If firmware is not software, what is it?
Firmware can include:
Jump tables relating to hardware.
Model and revision numbers.
Serial Numbers
Coded Trade Secrets
Data required for specific actions
Secret data having nothing to do with the operation of the equipment that is placed there for product marking for copyright protection.
Software that instructs hardware to do specific actions
Anything else the firm that creates the hardware and firmware wants.

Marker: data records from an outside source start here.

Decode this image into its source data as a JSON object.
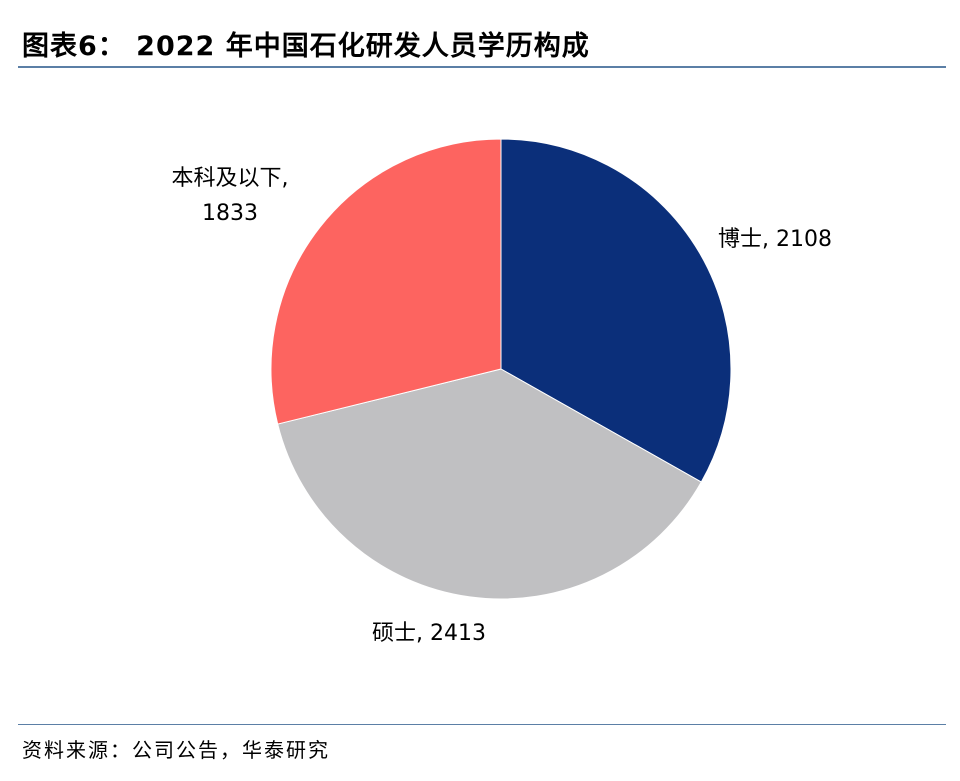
{
  "figure": {
    "title": "图表6： 2022 年中国石化研发人员学历构成",
    "source": "资料来源：公司公告，华泰研究"
  },
  "chart_data": {
    "type": "pie",
    "title": "",
    "start_angle_deg": 0,
    "direction": "clockwise",
    "slices": [
      {
        "label": "博士",
        "value": 2108,
        "display_label": "博士, 2108",
        "color": "#0b2f7a"
      },
      {
        "label": "硕士",
        "value": 2413,
        "display_label": "硕士, 2413",
        "color": "#c0c0c2"
      },
      {
        "label": "本科及以下",
        "value": 1833,
        "display_label_lines": [
          "本科及以下,",
          "1833"
        ],
        "color": "#fd6460"
      }
    ]
  }
}
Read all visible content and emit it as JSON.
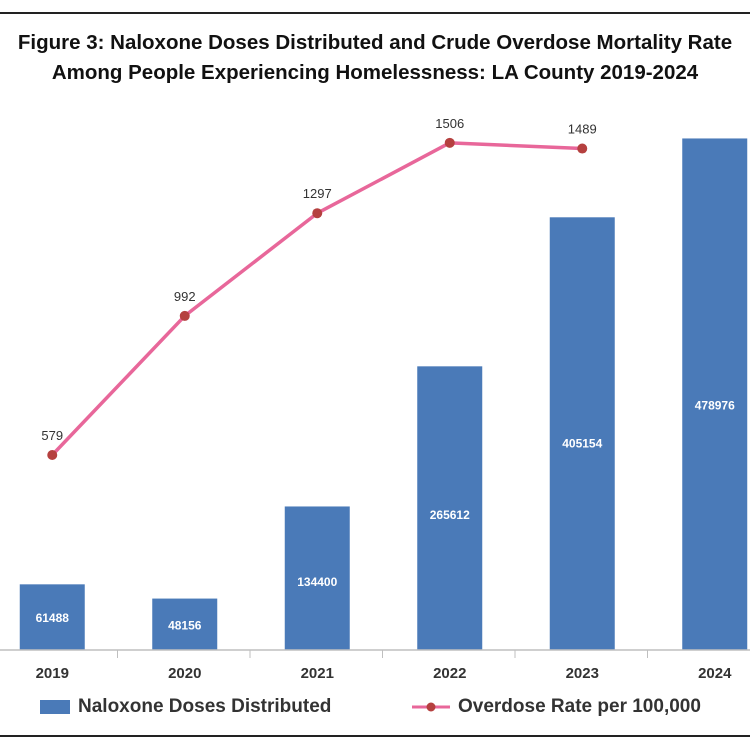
{
  "chart_data": {
    "type": "bar",
    "title_line1": "Figure 3: Naloxone Doses Distributed and Crude Overdose Mortality Rate",
    "title_line2": "Among People Experiencing Homelessness: LA County 2019-2024",
    "categories": [
      "2019",
      "2020",
      "2021",
      "2022",
      "2023",
      "2024"
    ],
    "series": [
      {
        "name": "Naloxone Doses Distributed",
        "type": "bar",
        "values": [
          61488,
          48156,
          134400,
          265612,
          405154,
          478976
        ],
        "value_labels": [
          "61488",
          "48156",
          "134400",
          "265612",
          "405154",
          "478976"
        ],
        "color": "#4a7ab8"
      },
      {
        "name": "Overdose Rate per 100,000",
        "type": "line",
        "values": [
          579,
          992,
          1297,
          1506,
          1489,
          null
        ],
        "value_labels": [
          "579",
          "992",
          "1297",
          "1506",
          "1489",
          ""
        ],
        "color": "#e8679a",
        "marker_color": "#b5403f"
      }
    ],
    "legend": "bottom",
    "grid": false,
    "bar_ylim": [
      0,
      500000
    ],
    "line_ylim": [
      0,
      1550
    ]
  }
}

It can be hard-coded into a piece of hardware... as was the case of the ROM, not PROM, or EPROM, or EEPROM, installed on the original IBM-PCs, which IBM burned at their chip foundry. It became a piece of hardware, a black box, so to speak, which took input and provided specific output for certain input. Compaq hired a team of 18 engineers, some of whom did indeed take a BIOS ROM from a working IBM-PC and map the inputs provided by an IBM-PC and make a second related map of the output sent to the IBM-PC. This chart of input = output was then handed to a team who had not touched the BIOS ROM who then REVERSE ENGINEERED a set of instructions that duplicated the output with the given input. They then burned that data to their own piece of hardware, a COMPAQ BIOS ROM.
Some companies, attempting to build computers that operated exactly like an IBM-PC, merely cloned the IBM-PC BIOS ROM... and were rightly sued for copyright infringement and appropriation and conversion of IBM trade secrets. IBM tried to aggressively protect its market with its only protect-able item... the BIOS ROM.
This black box, this piece of hardware, was the only IBM created TRADE SECRET and PROPRIETARY item included in their IBM-PC. The legal reverse engineering of the contents of this piece of hardware resulted in IBM's control of the PC hardware being abrogated.